In the case of (Commissioner of Competition) v. Chatr Wireless Inc., 2014 ONSC 1146, the Ontario Superior Court of Justice made it clear that there will be financial consequences for any business that does not conduct “adequate and proper testing,” as required under the Competition Act, before making claims about their products.
Chatr Wireless, a service owned by Rogers, claimed in its ads that it had “Fewer dropped calls than new wireless carriers.” This claim turned out to be accurate – but the trouble was that Rogers and Chatr had to prove its claim in each market that the ad aired in, and against each relevant new wireless carrier. But the claims were made in commercials before Rogers had completed the “adequate and proper” testing against all new carriers in every city, as required by the Competition Act. (For further details on the background of this case, see Todd Greenbloom’s article for the December 2013 issue of Blaneys on Business at www.blaney.com/articles/competition-act-rules-comparative-advertising-clarified-recent-court-decision).
The Commissioner of Competition asked the Ontario Superior Court of Justice to charge Rogers a $5-7 million penalty for violating the Deceptive Marketing Practices provisions of the Competition Act. While the Court ultimately agreed that Rogers and Chatr had indeed run afoul of section 74.01 of the Act, the fact “that the false or misleading advertising portion of the application was not established and that subsequent testing substantiated the fewer dropped calls claim” helped Rogers’ cause. The court noted that: “The fewer dropped calls claim may have been harmful to the new wireless carriers but, if that was the case, the harm was not inflicted in a manner which caused harm to consumers because the claim was substantiated. Equally, because the claim was substantiated, any harm inflicted on Wind Mobile and Public Mobile was appropriate.” Roger’s cause was also aided by the conduct of the other wireless carriers who tried to capitalize on the Competition Commissioner’s actions.

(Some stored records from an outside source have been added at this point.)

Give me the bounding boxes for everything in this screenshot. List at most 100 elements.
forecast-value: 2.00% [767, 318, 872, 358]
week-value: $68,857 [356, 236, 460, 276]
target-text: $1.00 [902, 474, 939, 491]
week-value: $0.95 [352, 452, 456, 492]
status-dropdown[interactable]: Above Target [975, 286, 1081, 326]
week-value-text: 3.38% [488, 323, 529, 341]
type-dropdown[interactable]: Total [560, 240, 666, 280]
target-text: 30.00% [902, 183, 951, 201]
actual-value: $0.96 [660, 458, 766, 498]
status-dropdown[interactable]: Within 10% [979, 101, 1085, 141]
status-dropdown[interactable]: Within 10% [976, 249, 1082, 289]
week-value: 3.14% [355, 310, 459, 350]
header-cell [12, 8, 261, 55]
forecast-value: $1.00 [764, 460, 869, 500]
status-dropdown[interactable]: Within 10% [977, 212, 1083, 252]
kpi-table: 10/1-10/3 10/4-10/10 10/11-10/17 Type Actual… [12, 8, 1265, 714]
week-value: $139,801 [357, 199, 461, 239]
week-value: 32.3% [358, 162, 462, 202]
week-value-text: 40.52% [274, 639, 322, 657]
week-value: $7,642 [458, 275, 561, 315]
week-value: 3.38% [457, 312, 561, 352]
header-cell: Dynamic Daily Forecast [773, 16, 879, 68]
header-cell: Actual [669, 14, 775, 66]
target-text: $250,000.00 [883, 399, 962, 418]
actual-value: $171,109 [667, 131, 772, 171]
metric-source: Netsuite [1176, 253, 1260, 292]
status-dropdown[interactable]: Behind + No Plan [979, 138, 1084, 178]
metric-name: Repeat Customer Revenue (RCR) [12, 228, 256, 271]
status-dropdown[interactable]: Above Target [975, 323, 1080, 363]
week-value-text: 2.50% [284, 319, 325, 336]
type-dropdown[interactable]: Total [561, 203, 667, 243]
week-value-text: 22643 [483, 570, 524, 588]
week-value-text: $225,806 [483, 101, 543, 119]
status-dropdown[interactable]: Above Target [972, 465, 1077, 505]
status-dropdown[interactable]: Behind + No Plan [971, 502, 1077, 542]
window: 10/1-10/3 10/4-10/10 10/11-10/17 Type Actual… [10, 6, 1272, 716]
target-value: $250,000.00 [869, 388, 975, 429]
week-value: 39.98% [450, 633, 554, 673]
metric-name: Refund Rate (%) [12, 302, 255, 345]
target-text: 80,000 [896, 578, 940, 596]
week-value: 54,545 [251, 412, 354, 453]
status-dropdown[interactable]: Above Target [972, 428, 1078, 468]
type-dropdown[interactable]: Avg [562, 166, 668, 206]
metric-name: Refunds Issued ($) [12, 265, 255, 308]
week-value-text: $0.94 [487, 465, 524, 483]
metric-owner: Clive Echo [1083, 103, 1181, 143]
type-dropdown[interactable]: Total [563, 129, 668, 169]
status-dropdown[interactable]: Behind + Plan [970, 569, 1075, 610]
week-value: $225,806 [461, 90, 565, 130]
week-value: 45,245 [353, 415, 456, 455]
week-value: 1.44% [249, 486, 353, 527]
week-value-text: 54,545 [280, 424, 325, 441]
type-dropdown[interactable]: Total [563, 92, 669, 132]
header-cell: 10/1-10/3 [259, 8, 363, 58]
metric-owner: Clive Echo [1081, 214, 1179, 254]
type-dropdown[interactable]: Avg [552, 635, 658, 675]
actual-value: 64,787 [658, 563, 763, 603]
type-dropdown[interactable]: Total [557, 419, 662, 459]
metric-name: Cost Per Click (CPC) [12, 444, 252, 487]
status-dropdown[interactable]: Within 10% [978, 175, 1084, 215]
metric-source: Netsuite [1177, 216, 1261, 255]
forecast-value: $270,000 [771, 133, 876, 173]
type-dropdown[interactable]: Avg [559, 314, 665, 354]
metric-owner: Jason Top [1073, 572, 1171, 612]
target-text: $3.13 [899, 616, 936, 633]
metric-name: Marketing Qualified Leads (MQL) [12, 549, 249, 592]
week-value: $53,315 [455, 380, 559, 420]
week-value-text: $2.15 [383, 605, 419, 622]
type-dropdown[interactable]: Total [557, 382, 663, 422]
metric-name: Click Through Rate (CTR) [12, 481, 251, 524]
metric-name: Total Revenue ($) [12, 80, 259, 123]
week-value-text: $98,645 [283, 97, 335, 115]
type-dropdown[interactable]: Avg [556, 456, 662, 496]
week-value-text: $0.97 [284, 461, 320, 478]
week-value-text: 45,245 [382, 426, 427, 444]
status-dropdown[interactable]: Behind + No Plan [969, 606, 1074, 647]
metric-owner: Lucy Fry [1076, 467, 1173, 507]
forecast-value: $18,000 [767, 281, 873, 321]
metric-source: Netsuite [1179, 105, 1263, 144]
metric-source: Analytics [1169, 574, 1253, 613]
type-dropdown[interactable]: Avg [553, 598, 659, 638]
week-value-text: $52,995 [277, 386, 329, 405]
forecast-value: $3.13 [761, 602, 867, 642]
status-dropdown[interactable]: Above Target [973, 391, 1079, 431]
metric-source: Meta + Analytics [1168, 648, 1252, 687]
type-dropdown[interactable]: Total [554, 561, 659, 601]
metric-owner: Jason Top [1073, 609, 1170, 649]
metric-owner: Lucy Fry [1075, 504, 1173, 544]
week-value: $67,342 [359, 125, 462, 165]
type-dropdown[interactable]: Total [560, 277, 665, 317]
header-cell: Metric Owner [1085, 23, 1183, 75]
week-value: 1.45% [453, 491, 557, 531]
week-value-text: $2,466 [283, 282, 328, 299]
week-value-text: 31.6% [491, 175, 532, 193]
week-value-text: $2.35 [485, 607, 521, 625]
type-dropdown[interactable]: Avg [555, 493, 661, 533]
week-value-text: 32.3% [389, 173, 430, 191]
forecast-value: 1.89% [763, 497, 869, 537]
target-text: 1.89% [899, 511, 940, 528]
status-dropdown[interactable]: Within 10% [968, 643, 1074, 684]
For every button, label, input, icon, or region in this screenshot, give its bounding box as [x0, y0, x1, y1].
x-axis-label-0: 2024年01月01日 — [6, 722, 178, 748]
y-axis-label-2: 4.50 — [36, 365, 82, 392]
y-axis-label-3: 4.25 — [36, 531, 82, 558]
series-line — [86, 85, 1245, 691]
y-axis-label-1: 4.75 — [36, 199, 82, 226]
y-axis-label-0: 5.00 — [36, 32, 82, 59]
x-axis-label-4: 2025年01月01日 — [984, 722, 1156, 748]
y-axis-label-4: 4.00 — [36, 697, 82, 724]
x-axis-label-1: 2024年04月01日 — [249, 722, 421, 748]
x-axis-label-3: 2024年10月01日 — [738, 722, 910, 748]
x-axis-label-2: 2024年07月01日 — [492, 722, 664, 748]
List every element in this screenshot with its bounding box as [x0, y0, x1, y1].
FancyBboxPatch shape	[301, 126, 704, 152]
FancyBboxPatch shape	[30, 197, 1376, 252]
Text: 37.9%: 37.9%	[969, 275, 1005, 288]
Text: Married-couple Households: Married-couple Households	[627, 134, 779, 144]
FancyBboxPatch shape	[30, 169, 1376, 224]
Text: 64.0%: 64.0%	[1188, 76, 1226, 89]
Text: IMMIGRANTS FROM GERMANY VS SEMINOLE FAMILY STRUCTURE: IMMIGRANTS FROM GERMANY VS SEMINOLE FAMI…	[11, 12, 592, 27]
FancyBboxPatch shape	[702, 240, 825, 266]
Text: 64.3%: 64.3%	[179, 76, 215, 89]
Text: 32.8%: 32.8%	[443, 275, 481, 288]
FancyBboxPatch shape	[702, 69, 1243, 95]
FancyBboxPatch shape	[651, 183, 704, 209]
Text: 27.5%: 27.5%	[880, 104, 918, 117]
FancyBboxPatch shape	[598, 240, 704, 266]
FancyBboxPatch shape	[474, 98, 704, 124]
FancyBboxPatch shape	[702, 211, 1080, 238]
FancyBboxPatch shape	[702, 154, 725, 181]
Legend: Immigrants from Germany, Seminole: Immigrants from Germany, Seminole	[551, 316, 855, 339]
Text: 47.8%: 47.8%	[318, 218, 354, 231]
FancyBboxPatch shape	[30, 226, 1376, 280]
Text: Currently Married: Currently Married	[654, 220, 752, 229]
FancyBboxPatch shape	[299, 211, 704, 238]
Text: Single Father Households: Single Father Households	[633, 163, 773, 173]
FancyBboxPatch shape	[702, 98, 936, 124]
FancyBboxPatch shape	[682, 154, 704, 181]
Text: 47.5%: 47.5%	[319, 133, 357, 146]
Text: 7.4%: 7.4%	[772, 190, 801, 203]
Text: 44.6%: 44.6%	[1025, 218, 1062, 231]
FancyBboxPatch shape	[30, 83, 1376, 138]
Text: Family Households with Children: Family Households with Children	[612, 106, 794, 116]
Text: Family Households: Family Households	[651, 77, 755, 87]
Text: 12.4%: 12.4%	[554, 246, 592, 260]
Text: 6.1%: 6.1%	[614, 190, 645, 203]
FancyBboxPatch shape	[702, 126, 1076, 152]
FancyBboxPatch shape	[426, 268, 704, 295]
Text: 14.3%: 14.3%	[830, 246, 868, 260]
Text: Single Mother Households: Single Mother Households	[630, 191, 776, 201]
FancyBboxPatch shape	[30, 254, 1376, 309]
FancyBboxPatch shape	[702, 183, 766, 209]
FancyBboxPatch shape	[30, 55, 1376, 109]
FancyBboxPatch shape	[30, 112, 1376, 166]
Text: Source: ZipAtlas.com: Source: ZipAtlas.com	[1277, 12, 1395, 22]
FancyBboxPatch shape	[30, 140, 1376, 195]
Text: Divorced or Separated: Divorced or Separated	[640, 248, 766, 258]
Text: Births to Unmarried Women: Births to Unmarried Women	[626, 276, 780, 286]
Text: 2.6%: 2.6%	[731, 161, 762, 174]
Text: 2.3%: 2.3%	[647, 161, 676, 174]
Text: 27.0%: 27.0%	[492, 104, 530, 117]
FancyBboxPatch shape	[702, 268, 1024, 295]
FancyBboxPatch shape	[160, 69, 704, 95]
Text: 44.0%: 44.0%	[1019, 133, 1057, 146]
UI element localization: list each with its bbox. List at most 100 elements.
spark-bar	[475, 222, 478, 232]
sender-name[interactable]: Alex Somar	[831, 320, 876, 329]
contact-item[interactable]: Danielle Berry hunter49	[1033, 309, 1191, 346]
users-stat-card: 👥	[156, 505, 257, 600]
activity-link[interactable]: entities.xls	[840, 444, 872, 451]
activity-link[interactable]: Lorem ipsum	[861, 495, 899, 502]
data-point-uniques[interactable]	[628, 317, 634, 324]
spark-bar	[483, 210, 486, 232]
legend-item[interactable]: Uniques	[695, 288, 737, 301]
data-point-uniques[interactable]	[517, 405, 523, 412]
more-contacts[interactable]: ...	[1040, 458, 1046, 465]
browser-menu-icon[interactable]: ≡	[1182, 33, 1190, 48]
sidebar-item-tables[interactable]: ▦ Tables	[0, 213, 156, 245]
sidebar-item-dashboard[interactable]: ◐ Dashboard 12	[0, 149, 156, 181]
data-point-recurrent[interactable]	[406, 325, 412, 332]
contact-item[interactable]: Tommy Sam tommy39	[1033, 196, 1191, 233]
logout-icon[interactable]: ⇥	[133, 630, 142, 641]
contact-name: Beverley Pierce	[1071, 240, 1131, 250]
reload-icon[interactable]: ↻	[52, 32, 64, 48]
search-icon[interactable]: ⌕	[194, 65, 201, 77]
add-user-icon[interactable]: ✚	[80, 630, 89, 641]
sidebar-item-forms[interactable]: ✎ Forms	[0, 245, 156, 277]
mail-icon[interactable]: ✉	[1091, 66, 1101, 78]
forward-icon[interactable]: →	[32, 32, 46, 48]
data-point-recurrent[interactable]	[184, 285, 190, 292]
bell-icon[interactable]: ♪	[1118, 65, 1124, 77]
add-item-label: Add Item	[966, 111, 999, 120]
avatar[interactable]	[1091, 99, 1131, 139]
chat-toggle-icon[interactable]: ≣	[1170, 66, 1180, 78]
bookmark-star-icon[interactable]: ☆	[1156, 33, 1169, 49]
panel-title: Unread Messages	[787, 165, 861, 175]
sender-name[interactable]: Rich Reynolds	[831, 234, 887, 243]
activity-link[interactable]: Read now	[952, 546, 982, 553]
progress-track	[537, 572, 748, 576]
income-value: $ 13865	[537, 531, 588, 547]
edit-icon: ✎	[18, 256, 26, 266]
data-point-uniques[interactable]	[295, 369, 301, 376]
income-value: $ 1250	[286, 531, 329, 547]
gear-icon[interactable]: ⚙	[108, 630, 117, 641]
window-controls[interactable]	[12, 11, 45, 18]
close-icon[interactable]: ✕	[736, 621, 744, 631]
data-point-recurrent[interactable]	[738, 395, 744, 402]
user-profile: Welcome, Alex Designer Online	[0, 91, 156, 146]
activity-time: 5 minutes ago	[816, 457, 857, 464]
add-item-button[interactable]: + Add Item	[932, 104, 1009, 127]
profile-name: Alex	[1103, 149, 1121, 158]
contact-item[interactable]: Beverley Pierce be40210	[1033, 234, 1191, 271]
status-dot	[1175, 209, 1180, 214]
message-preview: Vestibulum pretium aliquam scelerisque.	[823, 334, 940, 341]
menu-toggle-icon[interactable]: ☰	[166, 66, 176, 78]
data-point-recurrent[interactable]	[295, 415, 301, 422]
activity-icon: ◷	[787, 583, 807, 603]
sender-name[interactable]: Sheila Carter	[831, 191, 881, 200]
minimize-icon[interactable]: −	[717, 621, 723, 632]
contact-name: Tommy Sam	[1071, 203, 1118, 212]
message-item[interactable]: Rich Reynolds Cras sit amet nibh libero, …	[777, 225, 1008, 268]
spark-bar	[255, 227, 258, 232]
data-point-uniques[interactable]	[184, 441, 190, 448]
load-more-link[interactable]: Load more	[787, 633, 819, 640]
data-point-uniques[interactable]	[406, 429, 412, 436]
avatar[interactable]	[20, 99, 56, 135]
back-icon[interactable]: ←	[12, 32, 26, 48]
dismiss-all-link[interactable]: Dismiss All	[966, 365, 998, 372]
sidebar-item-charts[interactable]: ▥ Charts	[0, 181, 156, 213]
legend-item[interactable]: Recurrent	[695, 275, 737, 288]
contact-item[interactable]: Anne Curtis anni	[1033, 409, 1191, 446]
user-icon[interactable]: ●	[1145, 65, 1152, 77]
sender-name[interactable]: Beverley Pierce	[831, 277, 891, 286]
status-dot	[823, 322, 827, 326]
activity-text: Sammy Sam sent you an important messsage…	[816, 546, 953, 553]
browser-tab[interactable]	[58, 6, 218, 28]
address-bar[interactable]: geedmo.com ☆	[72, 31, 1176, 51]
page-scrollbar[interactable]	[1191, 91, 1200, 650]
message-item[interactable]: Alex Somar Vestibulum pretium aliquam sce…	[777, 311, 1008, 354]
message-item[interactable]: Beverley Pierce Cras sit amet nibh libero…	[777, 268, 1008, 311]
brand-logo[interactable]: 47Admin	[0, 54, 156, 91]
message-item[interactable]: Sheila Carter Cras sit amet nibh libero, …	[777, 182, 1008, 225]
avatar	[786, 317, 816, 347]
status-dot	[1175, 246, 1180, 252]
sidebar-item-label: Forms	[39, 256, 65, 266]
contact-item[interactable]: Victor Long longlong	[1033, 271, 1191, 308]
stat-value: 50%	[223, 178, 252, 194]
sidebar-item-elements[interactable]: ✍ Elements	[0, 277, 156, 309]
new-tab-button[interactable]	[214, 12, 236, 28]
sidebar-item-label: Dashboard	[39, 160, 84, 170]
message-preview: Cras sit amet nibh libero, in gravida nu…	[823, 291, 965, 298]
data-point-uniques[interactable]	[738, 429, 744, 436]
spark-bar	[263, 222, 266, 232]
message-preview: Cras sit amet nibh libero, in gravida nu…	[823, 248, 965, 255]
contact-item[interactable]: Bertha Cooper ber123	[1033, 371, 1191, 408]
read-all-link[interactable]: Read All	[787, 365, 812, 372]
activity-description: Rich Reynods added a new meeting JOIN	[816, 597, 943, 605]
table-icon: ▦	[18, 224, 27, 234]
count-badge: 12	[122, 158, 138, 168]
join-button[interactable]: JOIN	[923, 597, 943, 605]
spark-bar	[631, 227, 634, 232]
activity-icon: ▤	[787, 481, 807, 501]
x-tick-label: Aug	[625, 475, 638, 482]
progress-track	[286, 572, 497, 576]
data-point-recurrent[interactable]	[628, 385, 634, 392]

On the other hand the fine may have been higher than Rogers would have liked because of its past conduct. TELUS obtained an injunction preventing Rogers’ claim that it had “Canada’s Most Reliable Network” before testing its network against Telus’ HSPA/HSPA + network. The Court concluded that the injunction “is some evidence that Rogers has been willing to make aggressive representations prior to testing when it believes those untested representations are true.”
The Court also did not issue a prohibition order against Rogers. A prohibition order would have had a significant impact on any future breaches by Rogers. The Court rejected the prohibition order in part because of the competitors’ actions and because the publicity from the case itself resulted in reputational harm to Rogers.
The Court levied a $500,000 penalty against Rogers – chump change compared to the $5-7 million asked but certainly something that would shine a spotlight and encourage compliance with the Competition Act.
In addition, it was obviously important for the Court to reinforce the idea that just because a company’s claims about the performance, efficacy or length of life of a product or service may be true, the company is still obliged to comply with the adequate and proper testing requirements of section 74.01 of the Competition Act.
So, even if a business is acting in good faith and is not attempting to be false or misleading in its advertiing, running ads prior to completing product testing will land that business in hot and expensive water, especially if they have a history.